Las alegrías y las tribulaciones llevan finalmente a la conquista de la verdad y de la vida. Este mundo, a veces sin tiempo y con espacios infinitos para la experiencia y las vivencias, tiene momentos especiales. La trascendencia del espíritu ofrece también la posibilidad del último ritual de los seres humanos en la Tierra, la muerte.
Hoy cuando regresaba de la capital a mi casa, leyendo un periódico me enteré de la partida hacia lo ignoto de la maestra María Eugenia Mosquera, mujer fundamental y colega, que abandonaba para siempre el entorno terrenal, dejando el aula silenciosa, la familia inconsolable y a los amigos estupefactos, que en silencio hurgábamos en la memoria, evocando los momentos remotos y hasta difusos de otras épocas, de lustros engullidos por el paso del tiempo.

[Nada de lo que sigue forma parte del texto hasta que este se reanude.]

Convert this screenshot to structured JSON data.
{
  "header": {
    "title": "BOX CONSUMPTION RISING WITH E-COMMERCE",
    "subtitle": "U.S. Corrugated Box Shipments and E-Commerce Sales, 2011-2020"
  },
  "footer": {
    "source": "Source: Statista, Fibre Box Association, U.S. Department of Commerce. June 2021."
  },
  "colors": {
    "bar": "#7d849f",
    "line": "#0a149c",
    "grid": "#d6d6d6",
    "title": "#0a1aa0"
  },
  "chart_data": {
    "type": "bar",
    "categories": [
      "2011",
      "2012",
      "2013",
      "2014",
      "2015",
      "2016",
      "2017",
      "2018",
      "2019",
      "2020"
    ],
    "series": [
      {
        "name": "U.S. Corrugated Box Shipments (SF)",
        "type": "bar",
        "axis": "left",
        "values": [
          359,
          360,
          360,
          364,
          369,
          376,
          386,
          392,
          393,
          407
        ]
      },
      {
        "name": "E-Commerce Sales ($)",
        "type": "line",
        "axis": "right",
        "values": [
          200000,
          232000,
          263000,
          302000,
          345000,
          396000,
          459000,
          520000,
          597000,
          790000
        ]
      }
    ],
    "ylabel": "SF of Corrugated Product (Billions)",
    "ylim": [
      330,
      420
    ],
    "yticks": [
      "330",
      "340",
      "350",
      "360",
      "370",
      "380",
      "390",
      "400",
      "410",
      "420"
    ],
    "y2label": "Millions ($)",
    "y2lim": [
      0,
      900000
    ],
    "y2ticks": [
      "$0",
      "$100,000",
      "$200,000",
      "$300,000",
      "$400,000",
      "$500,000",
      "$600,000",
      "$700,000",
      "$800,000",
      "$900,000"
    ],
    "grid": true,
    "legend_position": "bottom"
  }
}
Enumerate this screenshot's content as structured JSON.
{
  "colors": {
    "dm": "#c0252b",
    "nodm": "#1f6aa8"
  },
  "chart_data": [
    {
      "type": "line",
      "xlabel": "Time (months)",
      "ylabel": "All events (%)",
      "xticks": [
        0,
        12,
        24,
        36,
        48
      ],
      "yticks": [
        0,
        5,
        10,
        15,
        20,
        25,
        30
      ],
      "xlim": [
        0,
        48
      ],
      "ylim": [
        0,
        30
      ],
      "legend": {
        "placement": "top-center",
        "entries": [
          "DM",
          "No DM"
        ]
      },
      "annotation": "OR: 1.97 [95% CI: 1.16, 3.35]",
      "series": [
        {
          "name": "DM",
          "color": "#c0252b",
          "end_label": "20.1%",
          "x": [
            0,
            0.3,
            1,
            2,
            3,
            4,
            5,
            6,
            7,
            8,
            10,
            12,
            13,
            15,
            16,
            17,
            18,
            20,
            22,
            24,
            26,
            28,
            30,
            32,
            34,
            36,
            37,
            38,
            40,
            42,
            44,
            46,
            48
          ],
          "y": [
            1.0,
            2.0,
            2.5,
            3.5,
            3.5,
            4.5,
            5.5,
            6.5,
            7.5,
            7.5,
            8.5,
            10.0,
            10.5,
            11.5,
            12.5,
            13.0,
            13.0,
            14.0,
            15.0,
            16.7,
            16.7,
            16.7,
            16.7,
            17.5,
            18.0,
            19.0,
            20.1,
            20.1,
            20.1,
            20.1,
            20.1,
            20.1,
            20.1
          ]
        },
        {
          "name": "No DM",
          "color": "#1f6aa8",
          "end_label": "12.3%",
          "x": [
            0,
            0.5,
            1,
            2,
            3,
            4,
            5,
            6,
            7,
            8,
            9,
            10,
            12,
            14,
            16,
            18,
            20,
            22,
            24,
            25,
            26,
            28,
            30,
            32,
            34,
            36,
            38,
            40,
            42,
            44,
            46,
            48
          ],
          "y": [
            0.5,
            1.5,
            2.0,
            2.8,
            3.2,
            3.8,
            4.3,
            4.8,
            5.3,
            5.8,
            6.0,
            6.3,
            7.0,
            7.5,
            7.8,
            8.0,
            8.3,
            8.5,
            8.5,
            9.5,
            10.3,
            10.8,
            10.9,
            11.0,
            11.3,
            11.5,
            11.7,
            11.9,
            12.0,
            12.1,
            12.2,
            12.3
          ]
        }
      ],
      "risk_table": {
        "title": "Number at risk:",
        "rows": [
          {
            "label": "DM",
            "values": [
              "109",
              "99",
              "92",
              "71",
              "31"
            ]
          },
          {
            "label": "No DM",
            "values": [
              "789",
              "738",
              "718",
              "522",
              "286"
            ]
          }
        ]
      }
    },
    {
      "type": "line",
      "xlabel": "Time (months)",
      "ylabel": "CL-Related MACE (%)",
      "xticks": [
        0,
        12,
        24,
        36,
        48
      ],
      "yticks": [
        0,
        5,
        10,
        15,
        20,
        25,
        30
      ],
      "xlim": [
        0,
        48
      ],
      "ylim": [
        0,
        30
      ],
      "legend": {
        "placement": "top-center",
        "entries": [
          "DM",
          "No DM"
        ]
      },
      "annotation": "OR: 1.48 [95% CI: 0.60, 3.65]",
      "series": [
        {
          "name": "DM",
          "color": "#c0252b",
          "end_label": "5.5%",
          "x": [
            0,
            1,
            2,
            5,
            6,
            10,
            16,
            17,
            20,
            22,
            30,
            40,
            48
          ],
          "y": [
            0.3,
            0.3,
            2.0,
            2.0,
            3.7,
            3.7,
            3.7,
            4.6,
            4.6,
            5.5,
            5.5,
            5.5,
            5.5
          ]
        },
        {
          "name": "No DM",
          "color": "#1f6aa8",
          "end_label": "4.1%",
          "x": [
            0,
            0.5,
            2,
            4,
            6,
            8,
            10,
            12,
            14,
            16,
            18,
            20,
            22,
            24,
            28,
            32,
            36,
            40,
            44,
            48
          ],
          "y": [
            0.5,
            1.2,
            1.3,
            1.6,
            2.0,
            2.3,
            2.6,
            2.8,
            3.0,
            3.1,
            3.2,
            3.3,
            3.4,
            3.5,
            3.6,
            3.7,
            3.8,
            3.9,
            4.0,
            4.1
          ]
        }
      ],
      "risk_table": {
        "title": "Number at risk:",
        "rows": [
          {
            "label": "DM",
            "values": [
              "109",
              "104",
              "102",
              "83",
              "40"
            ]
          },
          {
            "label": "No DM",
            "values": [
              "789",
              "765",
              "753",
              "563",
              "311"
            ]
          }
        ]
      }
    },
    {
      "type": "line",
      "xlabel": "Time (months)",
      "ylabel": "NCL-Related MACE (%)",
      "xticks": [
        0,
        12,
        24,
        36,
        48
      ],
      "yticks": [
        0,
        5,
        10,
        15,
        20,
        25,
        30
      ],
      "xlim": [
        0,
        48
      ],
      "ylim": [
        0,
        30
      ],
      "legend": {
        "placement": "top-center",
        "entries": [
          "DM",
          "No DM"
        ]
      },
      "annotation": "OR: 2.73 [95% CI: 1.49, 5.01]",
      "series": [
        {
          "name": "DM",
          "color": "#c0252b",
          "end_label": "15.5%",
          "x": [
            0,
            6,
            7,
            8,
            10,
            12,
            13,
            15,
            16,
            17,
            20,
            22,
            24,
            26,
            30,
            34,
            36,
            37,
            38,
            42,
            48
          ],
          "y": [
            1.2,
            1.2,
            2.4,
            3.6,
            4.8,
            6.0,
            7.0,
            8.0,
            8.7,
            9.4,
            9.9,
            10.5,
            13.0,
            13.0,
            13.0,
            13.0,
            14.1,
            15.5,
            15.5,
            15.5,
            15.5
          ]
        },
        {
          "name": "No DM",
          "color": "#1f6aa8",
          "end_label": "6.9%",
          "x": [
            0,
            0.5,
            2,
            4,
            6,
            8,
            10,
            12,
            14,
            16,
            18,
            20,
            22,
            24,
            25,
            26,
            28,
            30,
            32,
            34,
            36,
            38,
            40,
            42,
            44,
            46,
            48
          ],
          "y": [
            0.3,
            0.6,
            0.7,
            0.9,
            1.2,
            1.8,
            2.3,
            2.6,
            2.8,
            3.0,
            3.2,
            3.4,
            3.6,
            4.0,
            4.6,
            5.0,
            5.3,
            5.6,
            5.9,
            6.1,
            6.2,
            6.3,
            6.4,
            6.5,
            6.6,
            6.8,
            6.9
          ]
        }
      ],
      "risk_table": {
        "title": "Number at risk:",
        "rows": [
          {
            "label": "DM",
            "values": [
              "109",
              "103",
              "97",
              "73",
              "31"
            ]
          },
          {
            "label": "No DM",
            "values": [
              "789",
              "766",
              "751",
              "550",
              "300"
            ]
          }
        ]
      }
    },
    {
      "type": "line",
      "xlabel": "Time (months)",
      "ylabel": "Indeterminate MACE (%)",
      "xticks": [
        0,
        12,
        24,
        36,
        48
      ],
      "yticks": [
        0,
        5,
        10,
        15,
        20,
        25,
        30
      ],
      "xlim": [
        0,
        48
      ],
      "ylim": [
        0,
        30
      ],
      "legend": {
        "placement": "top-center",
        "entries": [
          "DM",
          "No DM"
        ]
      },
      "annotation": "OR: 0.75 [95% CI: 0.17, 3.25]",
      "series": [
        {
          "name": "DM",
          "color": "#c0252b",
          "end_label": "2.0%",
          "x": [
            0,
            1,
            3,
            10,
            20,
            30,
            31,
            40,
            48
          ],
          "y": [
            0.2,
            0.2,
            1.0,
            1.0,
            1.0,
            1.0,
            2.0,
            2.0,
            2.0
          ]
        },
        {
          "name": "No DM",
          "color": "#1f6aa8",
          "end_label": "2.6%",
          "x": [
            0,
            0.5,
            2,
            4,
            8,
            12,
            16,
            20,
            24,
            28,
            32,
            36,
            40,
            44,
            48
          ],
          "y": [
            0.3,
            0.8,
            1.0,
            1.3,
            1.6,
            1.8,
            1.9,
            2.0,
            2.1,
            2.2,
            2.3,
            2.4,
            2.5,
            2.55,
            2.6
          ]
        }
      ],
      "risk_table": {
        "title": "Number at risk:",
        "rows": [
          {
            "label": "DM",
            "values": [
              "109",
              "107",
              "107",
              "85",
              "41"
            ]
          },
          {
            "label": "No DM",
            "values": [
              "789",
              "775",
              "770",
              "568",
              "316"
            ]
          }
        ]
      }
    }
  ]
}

Cerrando los ojos, y en la penumbra de los párpados, aparecieron oscilantes, señalando rumbos, bifurcando recuerdos, en un ir y venir de hechos ya olvidados; la fecha del 13 de abril de 1963 apareció brillantemente en mi mente. Cuando las circunstancias políticas requerían la presencia de mujeres y hombres de letras, en la búsqueda de un ciudadano con méritos suficientes para que rigiera los caminos del Ecuador, por la senda del progreso material y cultural resumida en la frase señalada por el ex presidente chileno Pedro Aguirre Cerda de que “gobernar es educar”, por primera vez la escuché en un discurso. Allí, en una Asamblea de la UNE -cuando esta era tal-, y siendo apenas un adolescente, sentí lo importante de su argumentación, el fraseo del buen decir con empleo impecable del idioma castellano.
Más tarde, cuando mi padre, el profesor Franklin Verduga Loor, fundara el primer Instituto de Educación Tecnológica de nuestra patria, que lleva su nombre, ella fue la vicerrectora eficaz y eficiente, sapiente e ilustrada, nombrada a su retiro voluntario como “Rectora emérita” de la institución.
Luego, como propietaria de la Editorial Omega -su último hogar intelectual-, tuve el honor de que publicara mi
primera novela editada en Guayaquil, pero difundida en Chile, hace más de una década.
En ese ciclo de su vida me consta su amor profundo a la literatura y su gozo por sugerir modificaciones en los textos presentados a su consideración; y cuando la sintaxis no correspondía con el propósito del escritor, creo que cumplía con lo señalado por Leyland: “Todo lo relatado tiene un espíritu invisible distinto del autor”.
El alma de las historias escritas o contadas son símbolos externos de la sustantividad y puede encontrarse en cualquier rincón del planeta, pero son pocos quienes los atesoran en sus corazones, este tema lo solventamos en nuestra última conversación, hace pocos años, cuando le prometí hacerle llegar el borrador del segundo tomo de “Tras la huella del hijo de las estrellas”, para analizarlo y comentarlo. Lamentablemente no lo pude enviar, nunca se pudo realizar este objetivo mutuo. Pero ya lo haremos en la eternidad.